The DWP has stunned the pensions industry by confirming that it will not be proceeding with a charge cap this year, despite having said it would announce one early in 2014.
The announcement, which the DWP says is based on the need to ensure it comes to the right answer on the issue, has divided opinion in the industry, with some arguing it sends the wrong message to the public while others arguing it avoids the industry having to enter into a major new project at a time when it is straining to cope with auto-enrolment.
Towers Watson consultant David Robbins has highlighted the concern that the delay could be because of a split in opinion between the DWP and Treasury over whether there should be a cap, and if so at what level.
Chase de Vere auto enrolment specialist Sean McSweeney says the delay will enhance the perception of fat cat pension providers and advisers.

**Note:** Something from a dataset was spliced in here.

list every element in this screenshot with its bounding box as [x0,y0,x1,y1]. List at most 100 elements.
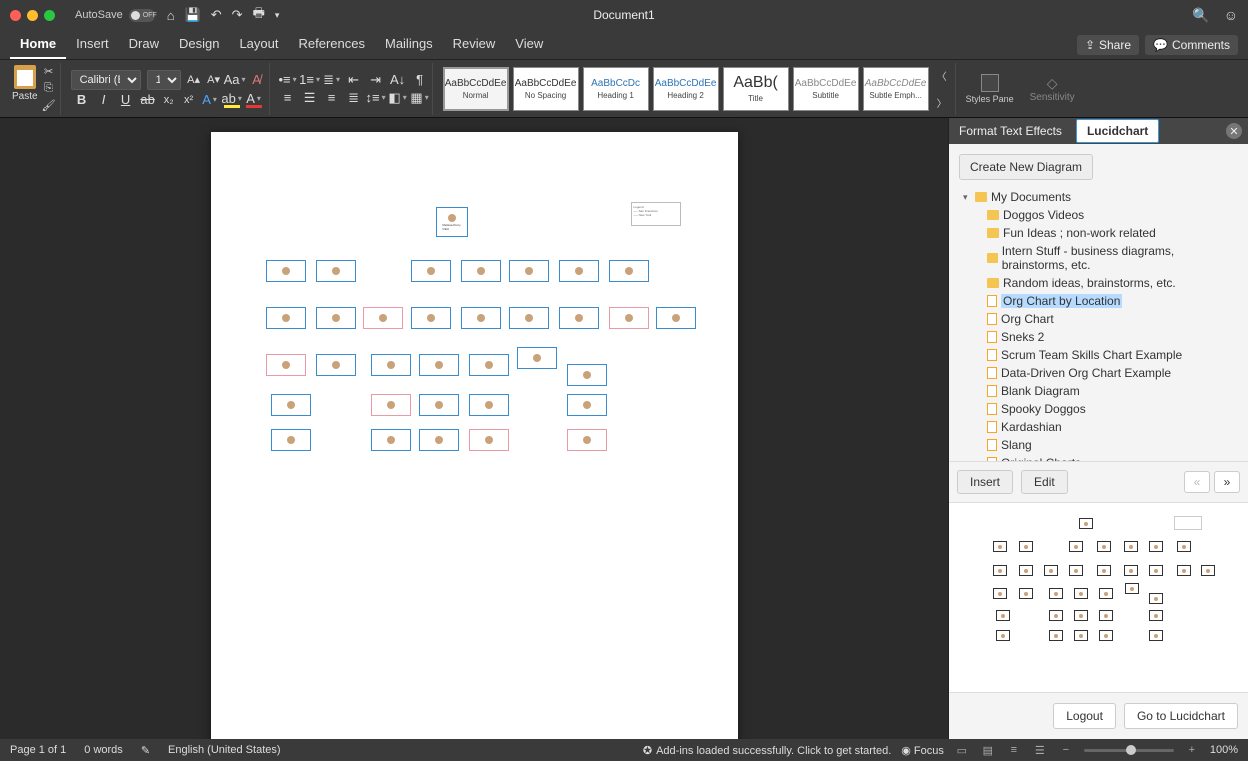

A DWP spokesperson says: “This is an important and complex consultation that requires our proper consideration to ensure we get it right and we will confirm a publication date in due course.”
Robbins says: “As auto-enrolment pots will be small, the delay will not really matter for members. If the delay is because they say the timetable is too tight, then that is fine. But if it is because there are serious differences of opinion between DWP and Treasury then we could get a situation where a cap is not introduced until after the next election.”
McSweeney says: “A delay in the proposed cap on workplace pension charges reflects badly on both the pensions industry and the government. This will enhance the perception of many people that pensions have excessive charges, which rip off members for the benefit of fat cat pension providers and advisers.
“We agree that too many company pension schemes offer poor value to employees. However, we did have serious concerns that the proposed charges cap, which if set too low could have unintended consequences that would be detrimental to both employers and employees, including them having less choice, inferior products and a lack of ongoing service “We still support the concept of a cap at 1%, with many schemes charging significantly less than this. In the meantime it is the responsibility of the government, pensions industry and financial media to highlight where charges are excessive and take steps to address this.
Hargreaves Lansdown head of pensions policy Tom McPhail says: “We would welcome a delay. The argument in favour of introducing a charge cap now was poorly made; the DWP’s Regulatory Impact Assessment was botched and the OFT’s exhaustive investigation of occupational pension pricing last year concluded that a price cap was not desirable.
“25,000 employers are due to automatically enrol their workers into a pension between April and July this year, which will already create a huge amount of work for those companies, their advisers and pension providers. The priority for the next few years should be to ensure that auto-enrolment is implemented efficiently and effectively, that as few employees as possible opt out and as many employees as possible who aren’t automatically eligible do choose to opt in. The imposition of a charge cap now would make all of these outcomes less likely.
“It is also important to note that in the early years of a pension, any beneficial impact of price cap would be negligible. The difference between a 0.8 per cent charge and a 0.6 per cent charge on a £1,000 pension pot for example, is £2. It is only in the later years, when the fund size grows, that any differences in pension charges become more relevant.”